Docente di Strumenti a percussione dal 1986 presso il Conservatorio "G. Tartini" di Trieste, è stato percussionista del Teatro "G. Verdi" della stessa città dal 1985 al 1998. La sua poliedrica attività, che spazia dalla musica contemporanea alla musica pop, lo vede protagonista di numerose esibizioni concertistiche in prestigiosi teatri di importanti città quali Budapest, Lubiana, Zagabria, Vienna, Salisburgo, Roma e Venezia, con solisti di fama internazionale (U. Ughi , S. Milenković, P. Amoyal , S. Krylov, A. Meunier, F. J. Thiolllier) e sotto la direzione di prestigiosi maestri tra cui Z. Peskó, V. Fedosejev, G. Kuhn.
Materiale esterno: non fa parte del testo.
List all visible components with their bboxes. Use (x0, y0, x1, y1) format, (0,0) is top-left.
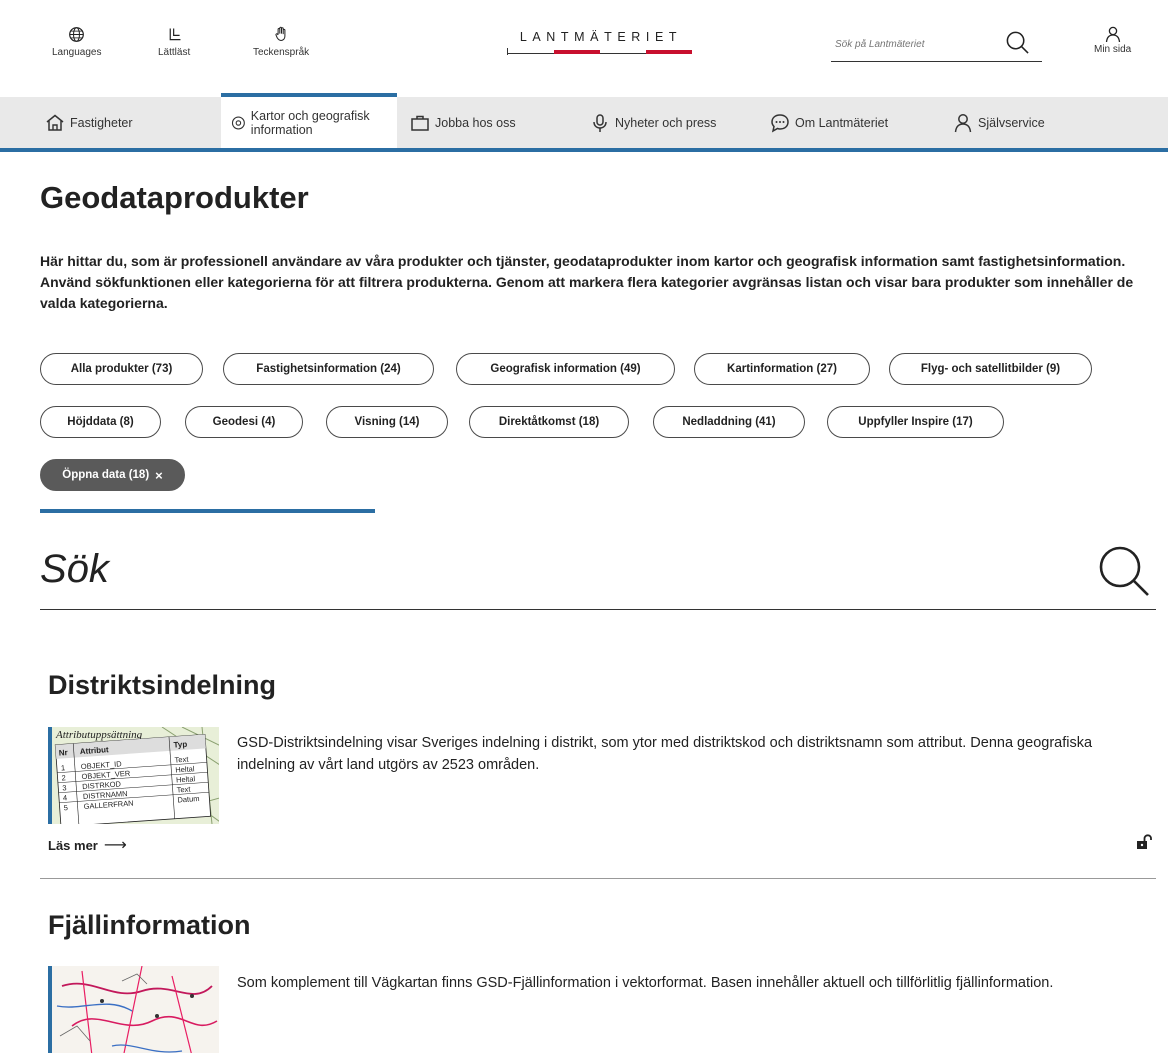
my-page-link[interactable]: Min sida (1094, 26, 1131, 55)
nav-item-om[interactable]: Om Lantmäteriet (770, 97, 888, 148)
product-card: Distriktsindelning Attributuppsättning N… (40, 670, 1156, 854)
thumb-caption: Attributuppsättning (55, 729, 143, 741)
open-lock-icon (1137, 834, 1152, 849)
top-bar: Languages Lättläst Teckenspråk LANTMÄTER… (0, 0, 1168, 97)
nav-item-fastigheter[interactable]: Fastigheter (45, 97, 133, 148)
filter-chip[interactable]: Nedladdning (41) (653, 406, 805, 438)
nav-item-nyheter[interactable]: Nyheter och press (590, 97, 716, 148)
filter-chip[interactable]: Höjddata (8) (40, 406, 161, 438)
languages-link[interactable]: Languages (52, 26, 102, 58)
sign-language-icon (275, 26, 285, 41)
thumb-header: Typ (173, 740, 187, 750)
filter-chip-label: Öppna data (18) (62, 469, 150, 481)
thumb-cell: 2 (61, 773, 66, 782)
languages-label: Languages (52, 47, 102, 58)
product-search-input[interactable] (40, 530, 940, 608)
product-card: Fjällinformation Som komplement till Väg… (40, 910, 1156, 1053)
arrow-right-icon: ⟶ (103, 837, 127, 854)
search-icon[interactable] (1096, 543, 1152, 599)
sign-language-label: Teckenspråk (253, 47, 310, 58)
easy-read-label: Lättläst (158, 47, 191, 58)
product-title[interactable]: Distriktsindelning (48, 670, 276, 701)
thumb-cell: Text (174, 755, 189, 765)
search-icon[interactable] (1005, 30, 1030, 55)
page-title: Geodataprodukter (40, 180, 309, 215)
briefcase-icon (411, 115, 429, 131)
logo-scale-bar (507, 48, 692, 55)
nav-item-sjalvservice[interactable]: Självservice (953, 97, 1045, 148)
product-description: Som komplement till Vägkartan finns GSD-… (237, 975, 1054, 991)
product-search (40, 530, 1156, 610)
nav-item-jobba[interactable]: Jobba hos oss (410, 97, 516, 148)
thumb-cell: Heltal (176, 774, 196, 784)
search-accent-bar (40, 509, 375, 513)
attribute-table-image: Attributuppsättning Nr Attribut Typ 1 OB… (52, 727, 219, 824)
thumb-cell: Heltal (175, 764, 195, 774)
mountain-map-image (52, 966, 219, 1053)
my-page-label: Min sida (1094, 44, 1132, 55)
filter-chip[interactable]: Flyg- och satellitbilder (9) (889, 353, 1092, 385)
thumb-cell: 1 (61, 763, 66, 772)
filter-chip[interactable]: Geodesi (4) (185, 406, 303, 438)
filter-chip[interactable]: Kartinformation (27) (694, 353, 870, 385)
thumb-cell: 5 (63, 803, 68, 812)
thumb-cell: 3 (62, 783, 67, 792)
product-divider (40, 878, 1156, 879)
location-pin-icon (231, 116, 245, 129)
close-icon[interactable]: × (155, 468, 163, 483)
thumb-cell: Text (176, 784, 191, 794)
nav-label: Självservice (978, 115, 1045, 130)
product-title[interactable]: Fjällinformation (48, 910, 251, 941)
site-search-input[interactable] (831, 34, 991, 55)
product-thumbnail[interactable] (48, 966, 219, 1053)
easy-read-icon (169, 28, 181, 41)
globe-icon (69, 27, 85, 42)
nav-label: Jobba hos oss (435, 115, 516, 130)
page-intro: Här hittar du, som är professionell anvä… (40, 253, 1134, 311)
nav-label: Nyheter och press (615, 115, 717, 130)
person-icon (1105, 26, 1120, 42)
nav-label: Om Lantmäteriet (795, 115, 889, 130)
microphone-icon (593, 113, 607, 132)
person-icon (954, 113, 972, 132)
filter-chip[interactable]: Direktåtkomst (18) (469, 406, 629, 438)
read-more-label: Läs mer (48, 837, 98, 853)
filter-chip[interactable]: Geografisk information (49) (456, 353, 675, 385)
thumb-cell: Datum (177, 794, 200, 805)
house-icon (46, 114, 64, 131)
nav-label: Fastigheter (70, 115, 133, 130)
thumb-header: Nr (59, 748, 68, 758)
filter-chip-active[interactable]: Öppna data (18) × (40, 459, 185, 491)
filter-chip[interactable]: Alla produkter (73) (40, 353, 203, 385)
lantmateriet-logo[interactable]: LANTMÄTERIET (507, 30, 692, 55)
logo-text: LANTMÄTERIET (519, 30, 683, 44)
easy-read-link[interactable]: Lättläst (158, 26, 190, 58)
product-description: GSD-Distriktsindelning visar Sveriges in… (237, 735, 1093, 773)
product-thumbnail[interactable]: Attributuppsättning Nr Attribut Typ 1 OB… (48, 727, 219, 824)
thumb-cell: 4 (63, 793, 68, 802)
sign-language-link[interactable]: Teckenspråk (253, 26, 309, 58)
filter-chip[interactable]: Fastighetsinformation (24) (223, 353, 434, 385)
site-search (831, 31, 1042, 62)
main-navigation: Fastigheter Kartor och geografisk inform… (0, 93, 1168, 152)
nav-item-kartor[interactable]: Kartor och geografisk information (221, 93, 397, 148)
filter-chip[interactable]: Visning (14) (326, 406, 448, 438)
nav-label: Kartor och geografisk information (250, 108, 370, 137)
chat-bubble-icon (771, 113, 789, 132)
filter-chip[interactable]: Uppfyller Inspire (17) (827, 406, 1004, 438)
read-more-link[interactable]: Läs mer ⟶ (48, 835, 127, 855)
Ha partecipato a numerose registrazioni e prime esecuzioni assolute (Premio Città di Trieste, Biennale Musica di Venezia, ecc....). Recentemente, con l'Orchestra del Teatro "G. Verdi" di Trieste, ha partecipato alla tournée a Dubai per l'inaugurazione del nuovo Teatro dell'Opera. Ha pubblicato per la Pizzicato Verlag Helvetia la raccolta Sette Soli per Timpani.